Мэтт Хейг – Собственность мистера Кейва (страница 20)
– Что ж, мистер Кейв… – сказал он, перестав свистеть. Его речь была чище, чем у остальных, но каким-то образом его голос внушал больший ужас. – У вас есть выбор. Пара проломленных черепов или пара чернильниц. Ваш ход.
– Нет, пожалуйста, нет, мы говорим правду! – воскликнула ваша мама. Ее спокойствие испарялось на глазах, а ее взгляд метался между этими троими.
И именно тогда Рубен заплакал. Я помню, что сказала твоя мама, взглянув на монитор радионяни, белый пластик которой был так же заметен среди старинных предметов, как может быть заметен открытый глаз у трупа. «Тише, тише, тише». Я помню ее умоляющий взгляд, как будто Рубен мог ее услышать через крохотные отверстия динамика.
Взломщики посмотрели на потолок.
– Нет, – сказала ваша мама. – Наверху их нет. Я о чернильницах. Их там нет.
– Где дите, мистер Кейв? – сказал тот, с подсвечником.
– Простите? – не понял я.
– Дите.
«Дите». Вселяющее ужас изуродованное слово.
Вежливый снова посмотрел мне в глаза.
– Что же вы выберете, мистер Кейв? Вы и вправду готовы отдать жизнь своего ребенка за пятьдесят тысяч фунтов?
Разумеется, он блефовал. Он не стал бы подниматься наверх и приказывать своим громилам забить наших детей до смерти подсвечником. Я понимал это и молился, чтобы ваша мама тоже это поняла.

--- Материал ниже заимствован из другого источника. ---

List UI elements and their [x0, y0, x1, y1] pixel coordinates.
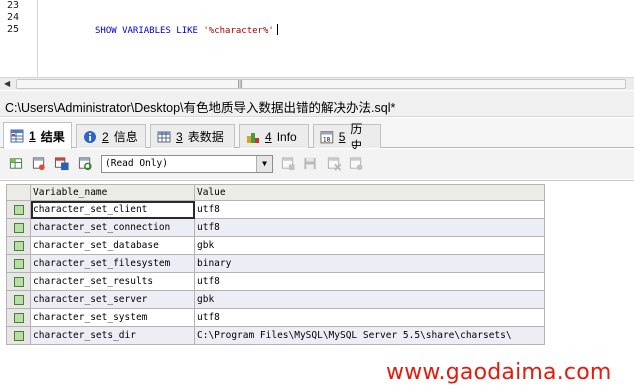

Моя молитва не была услышана.
– Теренс, сделай что-нибудь, – прошептала она. Этот шепот до сих пор меня преследует. Видишь ли, Брайони, я ничего не сделал. Вообще ничего, а время шло. И стоящий передо мной человек, тот самый, вежливый, который свистел, кивнул двум другим, чтобы они поднимались наверх.
Ваша мама бросилась им наперерез. Схватилась руками за дверной косяк.

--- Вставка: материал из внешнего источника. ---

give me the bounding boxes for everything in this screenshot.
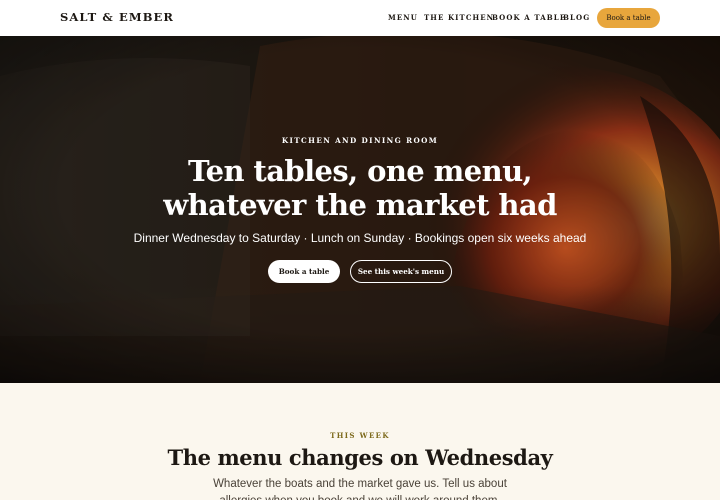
hero-eyebrow: KITCHEN AND DINING ROOM: [281, 136, 439, 145]
hero-section: KITCHEN AND DINING ROOM Ten tables, one …: [0, 36, 720, 383]
nav-item-blog[interactable]: BLOG: [563, 13, 590, 22]
this-week-section: THIS WEEK The menu changes on Wednesday …: [0, 383, 720, 500]
header-book-button[interactable]: Book a table: [597, 8, 660, 28]
hero-subtitle: Dinner Wednesday to Saturday · Lunch on …: [133, 231, 587, 245]
section-body: Whatever the boats and the market gave u…: [213, 478, 507, 500]
nav-item-menu[interactable]: MENU: [388, 13, 418, 22]
nav-item-the-kitchen[interactable]: THE KITCHEN: [424, 13, 494, 22]
hero-menu-button[interactable]: See this week's menu: [350, 260, 452, 283]
site-header: SALT & EMBER MENU THE KITCHEN BOOK A TAB…: [0, 0, 720, 36]
section-eyebrow: THIS WEEK: [330, 431, 390, 440]
nav-item-book-a-table[interactable]: BOOK A TABLE: [492, 13, 566, 22]
site-logo[interactable]: SALT & EMBER: [60, 10, 174, 24]
hero-book-button[interactable]: Book a table: [268, 260, 340, 283]
hero-title: Ten tables, one menu, whatever the marke…: [163, 154, 557, 222]
section-title: The menu changes on Wednesday: [167, 445, 553, 470]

– Не троньте моих детей! – произнесла она. Помимо страха в ней кипела ярость. Дикий взгляд, оскаленные зубы. Животный инстинкт защиты потомства. – Не смейте!

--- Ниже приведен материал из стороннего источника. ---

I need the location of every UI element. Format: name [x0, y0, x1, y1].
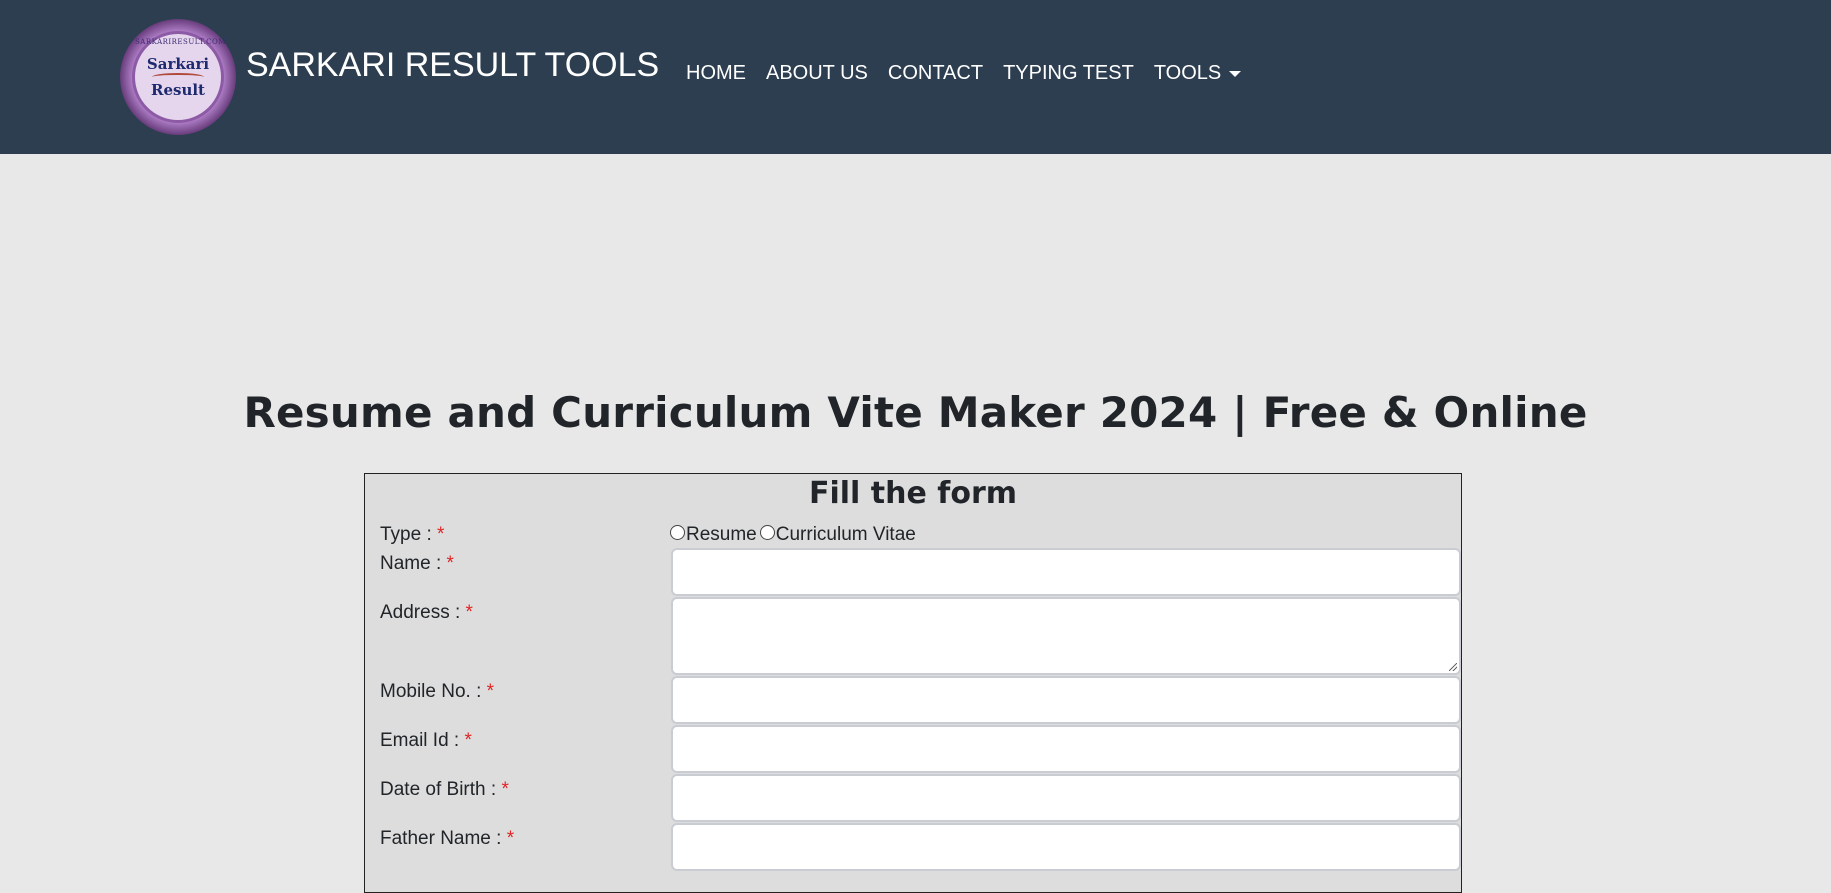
site-logo[interactable]: SARKARIRESULT.COM Sarkari Result	[120, 19, 236, 135]
address-label-text: Address :	[380, 602, 466, 623]
required-mark: *	[506, 828, 515, 849]
radio-cv-label[interactable]: Curriculum Vitae	[776, 524, 916, 546]
mobile-label-text: Mobile No. :	[380, 681, 487, 702]
caret-down-icon	[1229, 70, 1242, 77]
father-label-text: Father Name :	[380, 828, 507, 849]
nav-typing-test[interactable]: TYPING TEST	[1003, 62, 1134, 85]
form-heading: Fill the form	[809, 476, 1017, 511]
required-mark: *	[501, 779, 509, 800]
nav-home-label: HOME	[686, 62, 746, 84]
radio-resume-label[interactable]: Resume	[686, 524, 757, 546]
required-mark: *	[465, 602, 473, 623]
dob-row: Date of Birth : *	[380, 774, 1461, 827]
mobile-input[interactable]	[671, 676, 1461, 724]
type-radio-group: Resume Curriculum Vitae	[670, 524, 916, 546]
name-input[interactable]	[671, 548, 1461, 596]
email-label: Email Id : *	[380, 730, 472, 752]
nav-tools-label: TOOLS	[1153, 62, 1222, 84]
logo-top-word: Sarkari	[146, 55, 210, 73]
dob-input[interactable]	[671, 774, 1461, 822]
nav-contact-label: CONTACT	[887, 62, 984, 84]
email-input[interactable]	[671, 725, 1461, 773]
address-row: Address : *	[380, 597, 1461, 680]
type-label: Type : *	[380, 524, 444, 546]
nav-about-label: ABOUT US	[766, 62, 868, 84]
father-label: Father Name : *	[380, 828, 514, 850]
page-title: Resume and Curriculum Vite Maker 2024 | …	[243, 388, 1588, 437]
logo-wave-icon	[152, 73, 204, 81]
father-row: Father Name : *	[380, 823, 1461, 876]
required-mark: *	[464, 730, 472, 751]
required-mark: *	[446, 553, 454, 574]
resize-grip-icon[interactable]	[1449, 663, 1457, 671]
brand-name[interactable]: SARKARI RESULT TOOLS	[246, 46, 659, 85]
required-mark: *	[437, 524, 445, 545]
type-label-text: Type :	[380, 524, 438, 545]
nav-home[interactable]: HOME	[686, 62, 746, 85]
address-label: Address : *	[380, 602, 473, 624]
type-row: Type : * Resume Curriculum Vitae	[380, 524, 1447, 548]
dob-label: Date of Birth : *	[380, 779, 509, 801]
nav-tools-dropdown[interactable]: TOOLS	[1153, 62, 1242, 85]
name-label-text: Name :	[380, 553, 447, 574]
father-name-input[interactable]	[671, 823, 1461, 871]
name-row: Name : *	[380, 548, 1461, 601]
mobile-row: Mobile No. : *	[380, 676, 1461, 729]
main-nav: HOME ABOUT US CONTACT TYPING TEST TOOLS	[686, 62, 1261, 85]
nav-about-us[interactable]: ABOUT US	[766, 62, 868, 85]
radio-curriculum-vitae[interactable]	[759, 524, 775, 540]
email-label-text: Email Id :	[380, 730, 465, 751]
logo-ring-text: SARKARIRESULT.COM	[135, 38, 226, 46]
address-textarea[interactable]	[671, 597, 1461, 675]
nav-contact[interactable]: CONTACT	[888, 62, 983, 85]
email-row: Email Id : *	[380, 725, 1461, 778]
dob-label-text: Date of Birth :	[380, 779, 502, 800]
logo-badge: SARKARIRESULT.COM Sarkari Result	[132, 31, 226, 123]
required-mark: *	[486, 681, 495, 702]
top-navbar: SARKARIRESULT.COM Sarkari Result SARKARI…	[0, 0, 1831, 154]
nav-typing-label: TYPING TEST	[1003, 62, 1134, 84]
logo-bottom-word: Result	[151, 81, 205, 99]
mobile-label: Mobile No. : *	[380, 681, 494, 703]
name-label: Name : *	[380, 553, 454, 575]
resume-form: Fill the form Type : * Resume Curriculum…	[364, 473, 1462, 893]
radio-resume[interactable]	[670, 524, 685, 540]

А я стоял, как вкопанный, очень быстро думал и очень медленно действовал. Любое действие, которое я способен был предпринять, привело бы к насилию, а этого я допустить не мог.
Но акт насилия, разумеется, случился.
К ней протянулась рука в перчатке, словно ее голова была вазой на полке, ценным объектом, над которым можно надругаться. Это был тот, усатый, с темными глазами. Он отшвырнул ее в сторону, и она пролетела через половину комнаты. Она – огромный сгусток эмоций и переживаний – не могла противостоять этой физической силе.
Тогда посреди магазина стоял сосновый комод. Вашей маме он не нравился. Она сомневалась, то мы вернем хотя бы те одиннадцать тысяч, которые за него заплатили. Именно я настоял на покупке, считая, что на комоде будет удобно выставлять остальной товар. Мы так и делали – на нем стояли всевозможные предметы и фигурки, в том числе статуэтки, стекло, пара жардиньерок, но редкий покупатель интересовался собственно комодом.
Она врезалась головой в верхний угол, точнее, в край твердой деревянной прямоугольной крышки, выступающей по углам над его корпусом. Она ударилась и упала на пол, с этими подвернутыми до локтей рукавами, хотя работа, для которой она их подворачивала, так и осталась невыполненной. Я понимал, что они убили ее, и их глаза, полные ужаса, так не похожего на мой, говорили о том, что они тоже это понимают.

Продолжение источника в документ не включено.